I Remember Dad: Can Love Be Limited?

By Richard Mabey Jr.

 

My father was one of the wisest men whom I have ever known. Now, at 67 years old, I look back and realize more and more, just how wise my dad really was. Sometimes, I think back at the simplest moments that we shared together. Dad would use those magical moments to share his wisdom and his insight of life with me.

 

Such a time came in the early Summer of 2005. Dad and I had just finished building a home in the small town of Saint Thomas, Pennsylvania. Saint Thomas is a farming town, just west of Chambersburg. It lies along the famous Lincoln Highway, also known as Route 30. There are a lot of Amish and Mennonite families living in Saint Thomas.

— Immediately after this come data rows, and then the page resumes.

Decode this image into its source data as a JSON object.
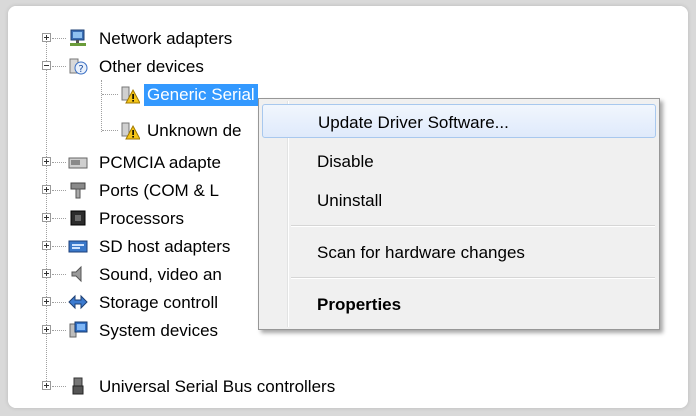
{
  "tree": {
    "items": [
      {
        "label": "Network adapters",
        "expander": "plus",
        "icon": "network-adapter-icon"
      },
      {
        "label": "Other devices",
        "expander": "minus",
        "icon": "unknown-device-folder-icon"
      },
      {
        "label": "Generic Serial",
        "expander": "none",
        "icon": "warning-device-icon",
        "selected": true
      },
      {
        "label": "Unknown de",
        "expander": "none",
        "icon": "warning-device-icon"
      },
      {
        "label": "PCMCIA adapte",
        "expander": "plus",
        "icon": "pcmcia-icon"
      },
      {
        "label": "Ports (COM & L",
        "expander": "plus",
        "icon": "port-icon"
      },
      {
        "label": "Processors",
        "expander": "plus",
        "icon": "processor-icon"
      },
      {
        "label": "SD host adapters",
        "expander": "plus",
        "icon": "sd-host-icon"
      },
      {
        "label": "Sound, video an",
        "expander": "plus",
        "icon": "speaker-icon"
      },
      {
        "label": "Storage controll",
        "expander": "plus",
        "icon": "storage-controller-icon"
      },
      {
        "label": "System devices",
        "expander": "plus",
        "icon": "system-devices-icon"
      },
      {
        "label": "Universal Serial Bus controllers",
        "expander": "plus",
        "icon": "usb-icon"
      }
    ]
  },
  "context_menu": {
    "items": [
      {
        "label": "Update Driver Software...",
        "hover": true
      },
      {
        "label": "Disable"
      },
      {
        "label": "Uninstall"
      },
      {
        "label": "Scan for hardware changes"
      },
      {
        "label": "Properties",
        "bold": true
      }
    ]
  },
  "colors": {
    "selection": "#3399ff",
    "menu_bg": "#f0f0f0",
    "hover_border": "#a8c8ee"
  }
}
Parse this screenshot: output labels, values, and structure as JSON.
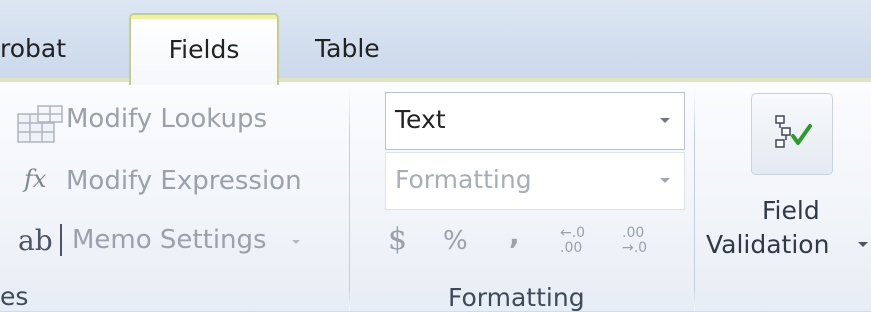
{
  "tabs": [
    {
      "label": "robat"
    },
    {
      "label": "Fields",
      "active": true
    },
    {
      "label": "Table"
    }
  ],
  "properties_group": {
    "items": [
      {
        "label": "Modify Lookups",
        "icon": "lookup-grid-icon"
      },
      {
        "label": "Modify Expression",
        "icon": "fx-icon",
        "icon_text": "fx"
      },
      {
        "label": "Memo Settings",
        "icon": "ab-icon",
        "icon_text": "ab",
        "has_dropdown": true
      }
    ],
    "label": "es"
  },
  "formatting_group": {
    "data_type": {
      "value": "Text"
    },
    "format": {
      "value": "Formatting"
    },
    "buttons": [
      {
        "name": "currency",
        "text": "$"
      },
      {
        "name": "percent",
        "text": "%"
      },
      {
        "name": "comma",
        "text": ","
      },
      {
        "name": "increase-decimals",
        "text": "←.0 .00"
      },
      {
        "name": "decrease-decimals",
        "text": ".00 →.0"
      }
    ],
    "label": "Formatting"
  },
  "validation_group": {
    "button_line1": "Field",
    "button_line2": "Validation",
    "icon": "field-validation-icon"
  },
  "colors": {
    "accent_tab_border": "#c4cd8f",
    "check_green": "#2d9a2d",
    "disabled_text": "#9aa1aa"
  }
}
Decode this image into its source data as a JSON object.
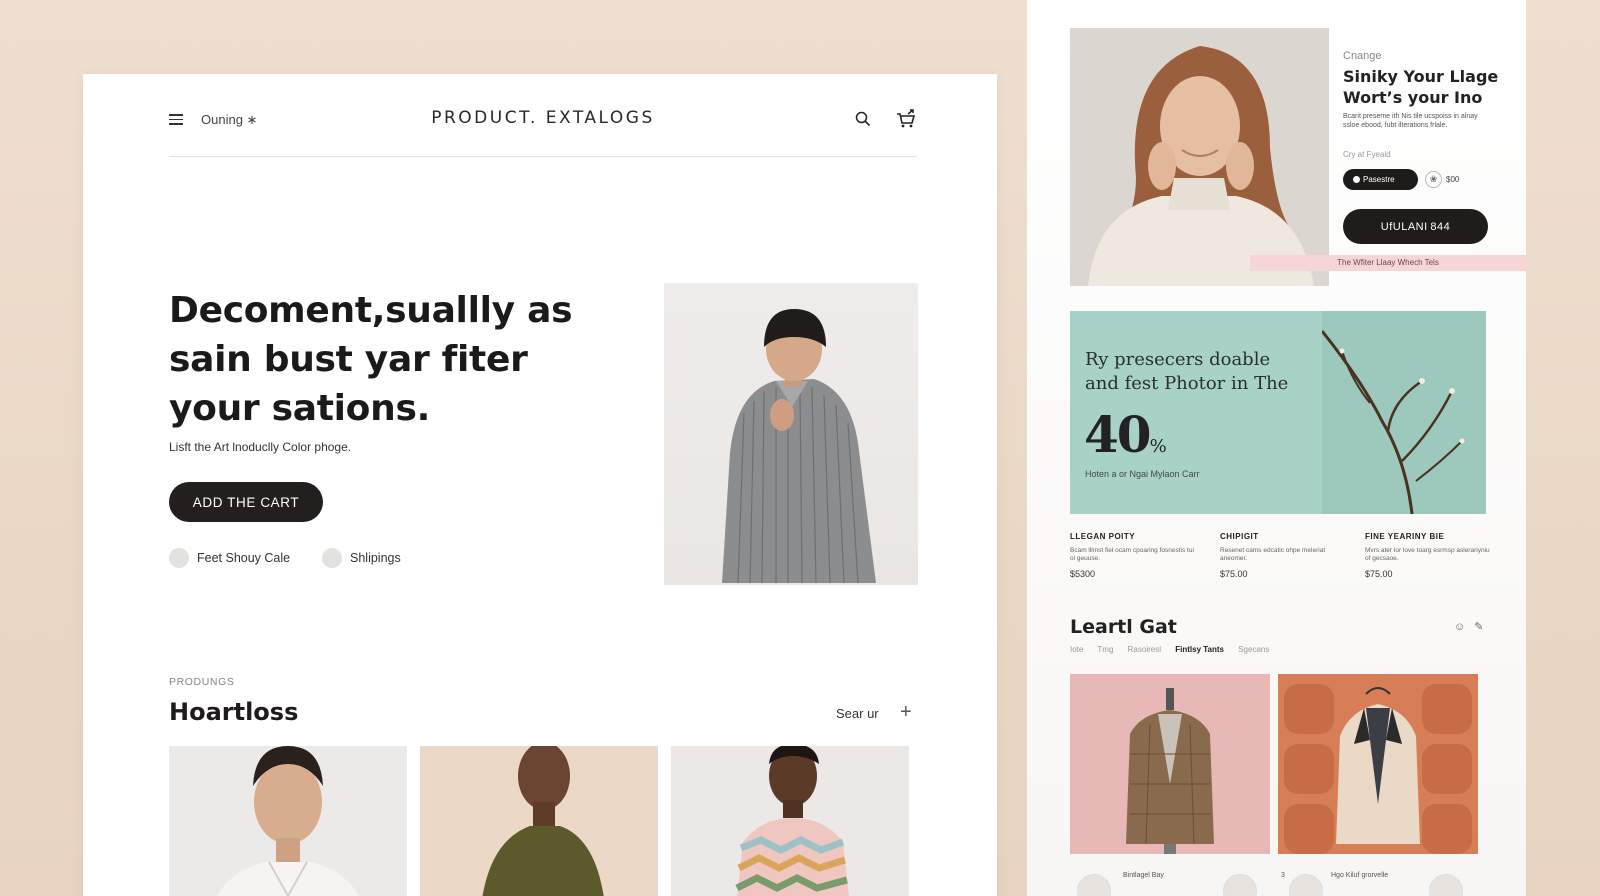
{
  "header": {
    "menu_label": "Ouning ∗",
    "brand": "PRODUCT. EXTALOGS"
  },
  "hero": {
    "title_lines": [
      "Decoment,suallly as",
      "sain bust yar fiter",
      "your sations."
    ],
    "subtitle": "Lisft the Art lnoduclly Color phoge.",
    "cta_label": "ADD THE CART",
    "features": [
      "Feet Shouy Cale",
      "Shlipings"
    ]
  },
  "products": {
    "kicker": "PRODUNGS",
    "title": "Hoartloss",
    "search_label": "Sear ur",
    "plus_label": "+"
  },
  "right": {
    "kicker": "Cnange",
    "title_lines": [
      "Siniky Your Llage",
      "Wort’s your Ino"
    ],
    "description": "Bcarit preseme ith Nis tile ucspoiss in alnay ssloe ebood, fubt ilterations frlale.",
    "caption": "Cry at Fyeald",
    "pill_label": "Pasestre",
    "pin_label": "❀",
    "price": "$00",
    "cta_label": "UfULANI 844",
    "strip_text": "The Wfiter Llaay  Whech Tels"
  },
  "promo": {
    "lines": [
      "Ry presecers doable",
      "and fest Photor in The"
    ],
    "percent": "40",
    "percent_sign": "%",
    "note": "Hoten a or Ngai Mylaon Carr"
  },
  "features_cols": [
    {
      "heading": "LLEGAN POITY",
      "desc": "Bcam lllmst fiel ocam cpoaring fosnestis tui ol geuuse.",
      "price": "$5300"
    },
    {
      "heading": "CHIPIGIT",
      "desc": "Resenet cams edcatic ohpe meleriat aneomer.",
      "price": "$75.00"
    },
    {
      "heading": "FINE YEARINY BIE",
      "desc": "Mvrs ater lor love toarg esrmsp asleranyniu of gecsaoe.",
      "price": "$75.00"
    }
  ],
  "gallery": {
    "title": "Leartl Gat",
    "tabs": [
      "Iote",
      "Tmg",
      "Rasoiresl",
      "Fintlsy Tants",
      "Sgecans"
    ],
    "active_tab": 3,
    "icons": [
      "user-icon",
      "pen-icon"
    ],
    "bottom_labels": [
      "Bintlagel Bay",
      "Hgo Kiluf grorvelle"
    ],
    "bottom_numbers": [
      "3"
    ]
  },
  "colors": {
    "background": "#ecdccb",
    "accent_dark": "#221f1e",
    "promo_teal": "#a8d2c7",
    "strip_pink": "#f6d6d4",
    "tile_pink": "#e8b8b6",
    "tile_orange": "#d87e57"
  }
}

It is a quaint, peaceful valley that lies in the shadows of the great Appalachian Mountains. Four monumental mountains are home to Saint Thomas. They are Front Mountain, Broad Mountain, Little Mountain, and Kittatinny Mountain.

 

Dad and I built this home on an old apple orchard that was surrounded by high mountains. You could see the Lincoln Highway from our home. Dad just loved being in the midst of the plain living Amish and Mennonite. For my father, it was a heavenly call to go back to a simpler time, a kinder place, a gentler way of life.

 

We had 26 apple trees in our backyard. It was something that dad simply reveled in. Dad and I would frequently go outside and pick apples. We’d put them in balsam wood baskets. We had a little cart for the John Deere lawn mower. We would pull the cart about with the John Deere, as we moved from one station to another. It was a most wonderful and glorious time.

 

Mom, Dad, my sister Patti, and I moved into this wonderful home in Saint Thomas, Pennsylvania, in early June of 2005. Dad went Home to be with the Lord in May of 2006. So, sadly, Dad did not get to enjoy even one full year of the home that he and I built together.

 

In that last year of his life, Dad loved to sit out on the backyard deck and look at the Appalachian Mountains, not far off in the distance. I remember in early April of 2006, Dad and I were sitting out on the deck. Dad pointed off the Appalachians and said to me, “just think Richie, how many times we hiked the Appalachian Trail here in Pennsy. I never thought I’d be living on its footsteps.”

 

There was something about the Appalachian Mountains, the feel of the historic Lincoln Highway, the abundance of apple trees, the simplicity of the lifestyle of the Amish and Mennonite, that gave Dad a great sense of peace of mind.

 

It was only one month after Dad passed away, that a company began building a limestone quarry, less than a half-mile away from our home. The constant blasting of the dynamite, gave way to my mom having intense headaches. From 2003 to 2006, my mom had three brain surgeries for her brain aneurysms.

 

We would often leave Saint Thomas, because the blasting of the dynamite caused unbearable headaches for Mom. We would visit my mom’s sister and brother-in-law at their farm in Randolph, New Jersey for weeks at a time to escape the loud booms of the dynamite explosions. Finally, we decided to sell the home that Dad and I had built and move to Central Florida.

 

Life is so very strange, with all of its ups and downs. Fate and destiny are such strange twins. I don’t think that I was in Central Florida for two months before I was writing and editing for a weekly newsletter for the largest diabetic support group in the state of Florida. Then, my neighbor, who worked for a local real estate company, hired me to write copy for the company’s trifolds, pamphlets, and other literature. And, just to put the icing on the cake, after about a year of living in Central Florida, I got a job in the Security Division of my gated community. Over a time span of about eight years, I wrote dozens upon dozens of articles for their monthly employee newsletter. But, all in all, I think I hit the jackpot with the golden opportunity to write for Mr. Nicastro’s publications.

 

I very often feel the presence of my father’s spirit. I think my dad still is looking out for me. I can feel his guidance, his whisper, his gentle touch upon my shoulder. I am not a theologist by profession. But I have studied a lot of religions, in the course of time. Can any of us say that the Divine One can be limited? Do we really part with loved ones at the funeral’s gravesite? Or, is the power of love so infinite and so omnipotent that it cannot be limited. All I know is that there are times when I can feel the presence of my father so very strongly that it feels that Dad is standing right beside me.